Horneman pointed out two major sources of uncertainty weighing on markets: the potential impact of tariffs set to take effect August 1, and the Federal Reserve’s upcoming policy decisions.
The markets have been anticipating potential rate cuts from the Fed, but Horneman cautions that if those expectations fade, combined with tariff worries, it could trigger a valuation correction.
“Once we see that [rate cuts] might be priced off the table, coinciding with the fact that we’re not quite sure what’s going to happen with the tariff perspective, I think you can see a bit of a valuation correction,” Horneman explained.
From a technical standpoint, Horneman is particularly concerned about overbought signals in growth stocks, especially within the Big Tech sector.

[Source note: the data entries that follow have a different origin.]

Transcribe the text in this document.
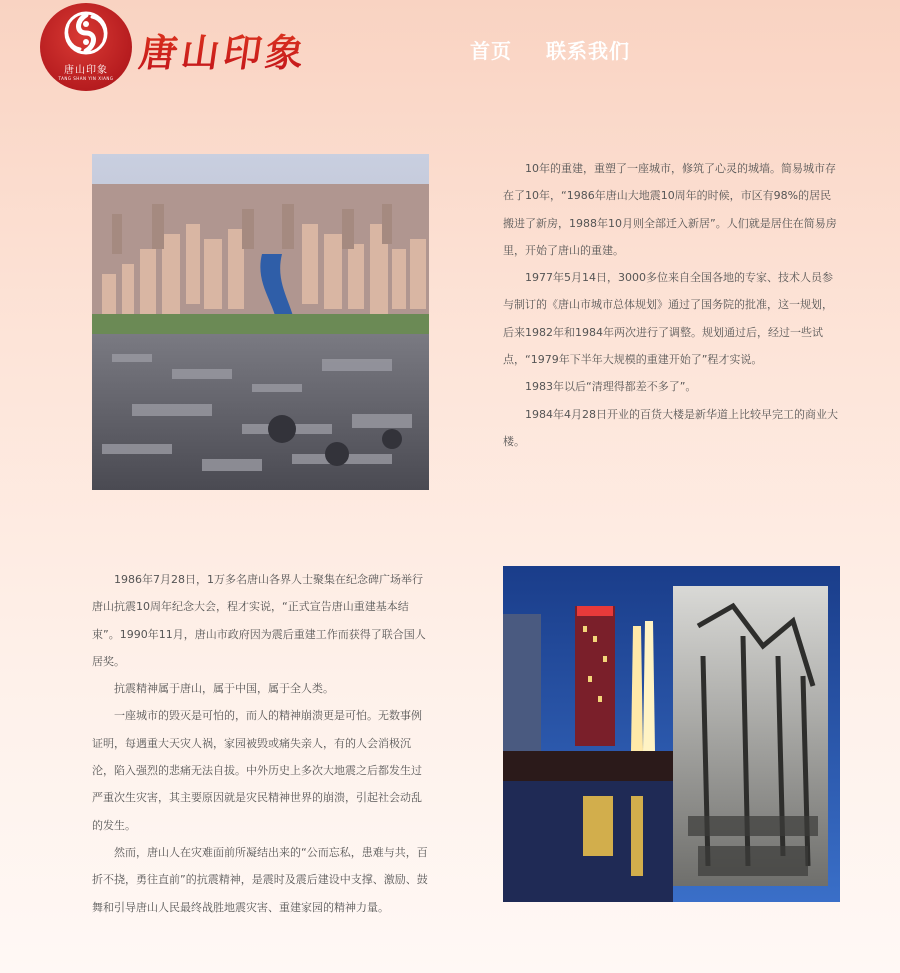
唐山印象
TANG SHAN YIN XIANG
唐山印象	首页 联系我们

10年的重建，重塑了一座城市，修筑了心灵的城墙。简易城市存在了10年，“1986年唐山大地震10周年的时候，市区有98%的居民搬进了新房，1988年10月则全部迁入新居”。人们就是居住在简易房里，开始了唐山的重建。

1977年5月14日，3000多位来自全国各地的专家、技术人员参与制订的《唐山市城市总体规划》通过了国务院的批准，这一规划，后来1982年和1984年两次进行了调整。规划通过后，经过一些试点，“1979年下半年大规模的重建开始了”程才实说。

1983年以后“清理得都差不多了”。

1984年4月28日开业的百货大楼是新华道上比较早完工的商业大楼。

1986年7月28日，1万多名唐山各界人士聚集在纪念碑广场举行唐山抗震10周年纪念大会，程才实说，“正式宣告唐山重建基本结束”。1990年11月，唐山市政府因为震后重建工作而获得了联合国人居奖。

抗震精神属于唐山，属于中国，属于全人类。

一座城市的毁灭是可怕的，而人的精神崩溃更是可怕。无数事例证明，每遇重大天灾人祸，家园被毁或痛失亲人，有的人会消极沉沦，陷入强烈的悲痛无法自拔。中外历史上多次大地震之后都发生过严重次生灾害，其主要原因就是灾民精神世界的崩溃，引起社会动乱的发生。

然而，唐山人在灾难面前所凝结出来的“公而忘私，患难与共，百折不挠，勇往直前”的抗震精神，是震时及震后建设中支撑、激励、鼓舞和引导唐山人民最终战胜地震灾害、重建家园的精神力量。
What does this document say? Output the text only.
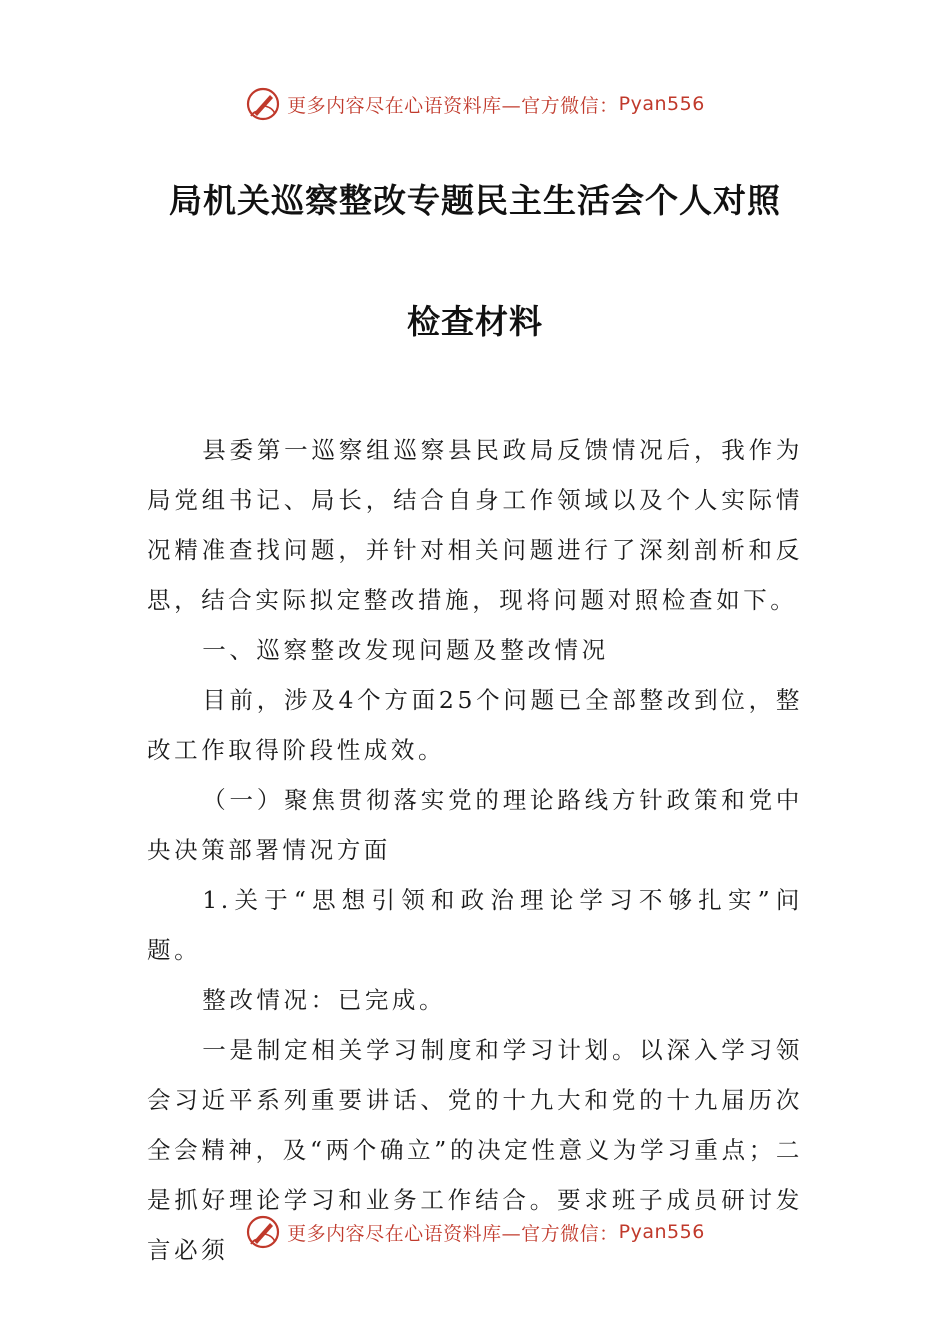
更多内容尽在心语资料库—官方微信： Pyan556
局机关巡察整改专题民主生活会个人对照
检查材料

县委第一巡察组巡察县民政局反馈情况后，我作为局党组书记、局长，结合自身工作领域以及个人实际情况精准查找问题，并针对相关问题进行了深刻剖析和反思，结合实际拟定整改措施，现将问题对照检查如下。

一、巡察整改发现问题及整改情况

目前，涉及4个方面25个问题已全部整改到位，整改工作取得阶段性成效。

（一）聚焦贯彻落实党的理论路线方针政策和党中央决策部署情况方面

1.关于“思想引领和政治理论学习不够扎实”问题。

整改情况：已完成。

一是制定相关学习制度和学习计划。以深入学习领会习近平系列重要讲话、党的十九大和党的十九届历次全会精神，及“两个确立”的决定性意义为学习重点；二是抓好理论学习和业务工作结合。要求班子成员研讨发言必须

更多内容尽在心语资料库—官方微信： Pyan556
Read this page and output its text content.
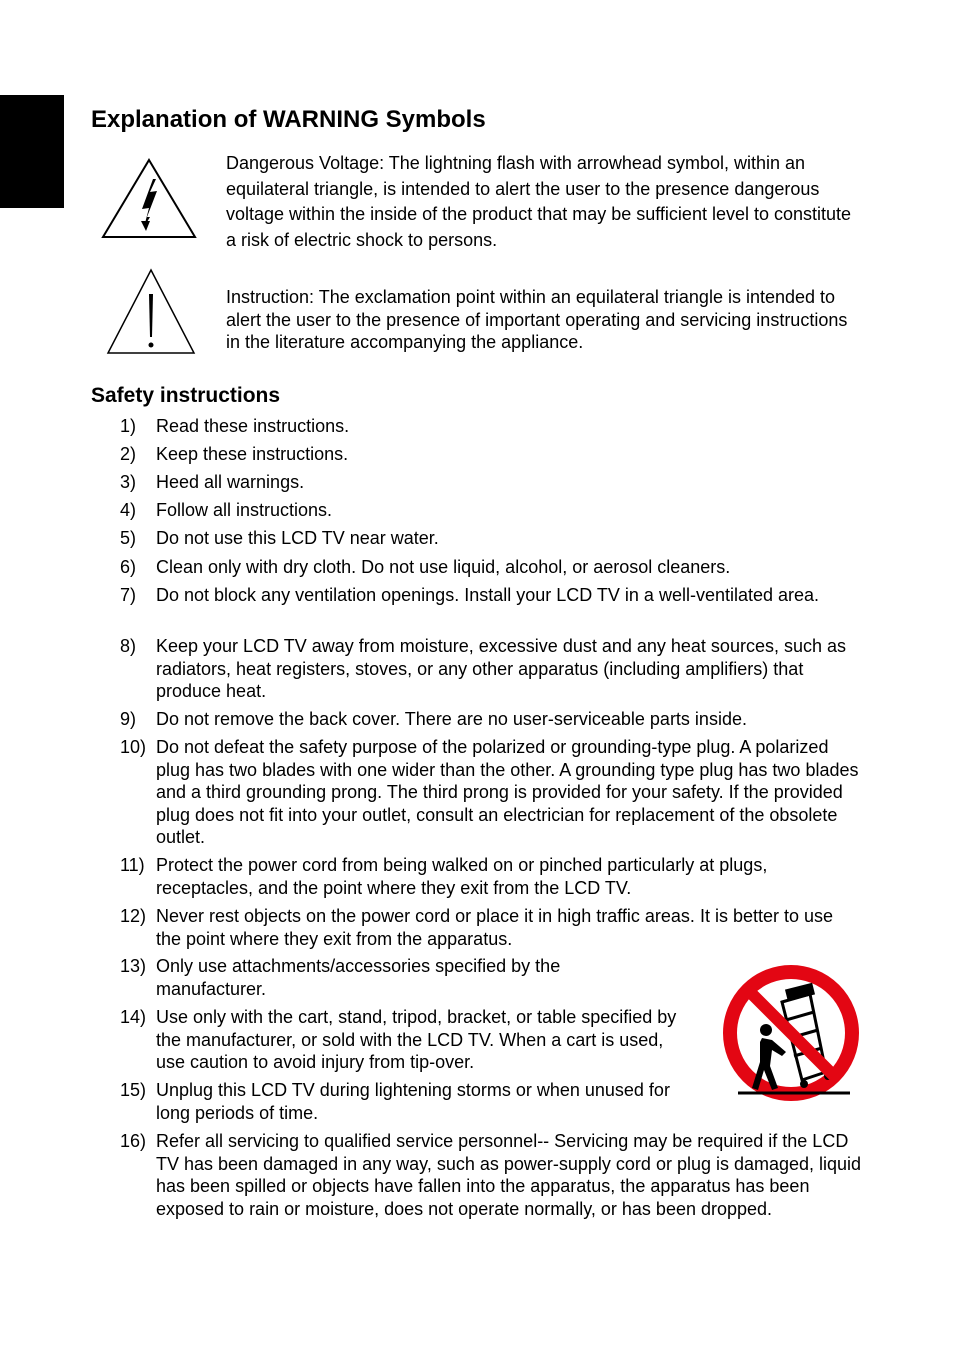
English
Explanation of WARNING Symbols
Dangerous Voltage: The lightning flash with arrowhead symbol, within an equilateral triangle, is intended to alert the user to the presence dangerous voltage within the inside of the product that may be sufficient level to constitute a risk of electric shock to persons.
Instruction: The exclamation point within an equilateral triangle is intended to alert the user to the presence of important operating and servicing instructions in the literature accompanying the appliance.
Safety instructions
1)	Read these instructions.
2)	Keep these instructions.
3)	Heed all warnings.
4)	Follow all instructions.
5)	Do not use this LCD TV near water.
6)	Clean only with dry cloth. Do not use liquid, alcohol, or aerosol cleaners.
7)	Do not block any ventilation openings. Install your LCD TV in a well-ventilated area.
8)	Keep your LCD TV away from moisture, excessive dust and any heat sources, such as radiators, heat registers, stoves, or any other apparatus (including amplifiers) that produce heat.
9)	Do not remove the back cover. There are no user-serviceable parts inside.
10) Do not defeat the safety purpose of the polarized or grounding-type plug. A polarized plug has two blades with one wider than the other. A grounding type plug has two blades and a third grounding prong. The third prong is provided for your safety. If the provided plug does not fit into your outlet, consult an electrician for replacement of the obsolete outlet.
11) Protect the power cord from being walked on or pinched particularly at plugs, receptacles, and the point where they exit from the LCD TV.
12) Never rest objects on the power cord or place it in high traffic areas. It is better to use the point where they exit from the apparatus.
13) Only use attachments/accessories specified by the manufacturer.
14) Use only with the cart, stand, tripod, bracket, or table specified by the manufacturer, or sold with the LCD TV. When a cart is used, use caution to avoid injury from tip-over.
15) Unplug this LCD TV during lightening storms or when unused for long periods of time.
16) Refer all servicing to qualified service personnel-- Servicing may be required if the LCD TV has been damaged in any way, such as power-supply cord or plug is damaged, liquid has been spilled or objects have fallen into the apparatus, the apparatus has been exposed to rain or moisture, does not operate normally, or has been dropped.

“These are things that we think might upset the rally that we’re seeing here,” she noted.
Indeed, after the S&P 500 closed at record highs every day last week, with a 16% gain over the past three months and the Nasdaq climbing 21%, signs of frothiness are increasingly apparent.
Despite the short-term caution, Horneman maintains a long-term bullish outlook and views potential pullbacks as buying opportunities. She emphasized international stocks as attractive options amid market volatility.
“I’d warn that right now, they’re expensive from a valuation perspective [but] cheap compared to the U.S.,” Horneman said. “They’ve been underloved for way too long, and I think you’re seeing some of that rotation just begin. I think that can continue.”
Horneman advises investors to ensure their portfolios are properly diversified and allocated to navigate the current market landscape effectively.
Supporting this view, Fast Money trader Guy Adami echoed concerns about valuation levels, noting that the market’s recent gains have been driven heavily by retail investors, which can sometimes precede corrections.
“Just in terms of valuation, things have gotten a tad frothy here,” Adami remarked.
With the August 1 tariff deadline looming and Federal Reserve policy decisions on the horizon, Verdence Capital’s Megan Horneman urges investors to balance optimism with caution. While the market may be pricing in “perfection,” a combination of tariff risks, Fed uncertainty, and technical factors could prompt a short-term correction, offering strategic entry points—especially in international equities—for the long-term investor.